Il est évident que la liberté de gestion en droit fiscal va continuer à susciter d’importants débats. Ces débats commenceront inévitablement par un « oui mais »(13)au gré d’un mouvement ondulatoire, oscillant entre le respect de la liberté de gestion et la préservation des recettes fiscales de l’Etat.

Emna FAKHFAKH
Docteur en droit
Université de Tunis (Tunisie)

(1) – CE, 7 juillet 1958, no35977, 7e sous-section, Dr. fisc., 1958, no 44, comm. 938.
(2) – AYADI (H.), Les procédures fiscales de contrôle et de contentieux, Tunis, 2013, p. 107. BERGÈRÈS (M-C.), « Les normes jurisprudentielles en droit fiscal », Dr. fisc., mars 2000, n°13, p. 552.
(3) Article L.64 LPF
(4) – CE, 17 octobre 1990, n°83310, Loiseau, Recueil Conseil d’Etat 1990, p. 282, Dr.fisc., novembre 1991, n°48, comm.2281, concl. O. Fouquet, RJF 1990, 11, n°1317. CE, 7 janv. 2000, n°186.108, Philippe, RJF 2000, 2, n° 162. CE, 3e et 8e ss-sect., 30 mai 2007, n° 285575, SA Peronnet, JurisData n° 2007-081191 et n° 285573, SARL Peronnet, Dr. fisc., novembre 2007, n° 46, comm. 958, concl., F. Séners, note A. Bonnet. FUMENIER (P.) et MAIGNAN (C.), « La notion de risque excessif », note sous CE, 3e et 8e ss-section, 11 juin 2014, n°363168, société Fralsen Holding, Dr. fisc., janvier 2015, n°5, comm.115.
(5) – FOUQUET (O.), « Immixtion dans la gestion des entreprises : halte au feu ». Rev. adm. 2014, p. 485.
(6)- CE 13 juillet 2016 no 375801 sect., SA Monte Paschi Banque : no937.

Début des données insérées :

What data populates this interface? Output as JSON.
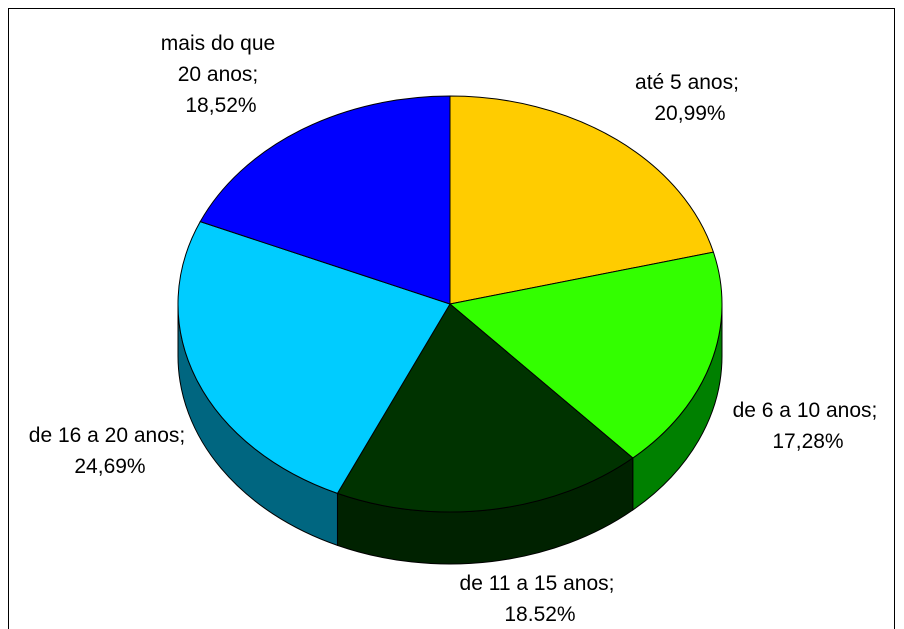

FOUQUET (O.), « Retour à une conception stricte de l’acte anormal de gestion : l’abandon de la théorie de risque manifestement excessif ». Dr. fisc., septembre 2016, n°36, p.69.
(7) – DURAND (P.) et SERAILLE (M.), « La théorie du risque manifestement excessif : le glas a sonné ! », Dr.fisc., septembre 2016, n°36, act. 489.
(8) Article 101 du CDPF.
(9) – A côté d’une procédure de rectification, qualifiée de droit commun, il existe une procédure spécifique, lorsque le contribuable est poursuivi pour abus de droit.
(10) – Article 47§ 1 du CDPF.
(11) Article 101 du CDPF.
(12)COLLET (M.), « La régulation fiscale ». Dr. fisc., Mars 2008, n°12, p. 15.
(13)  LAMBERT (T.), « Le rescrit : oui mais… », BF 2008, n°3, p.191.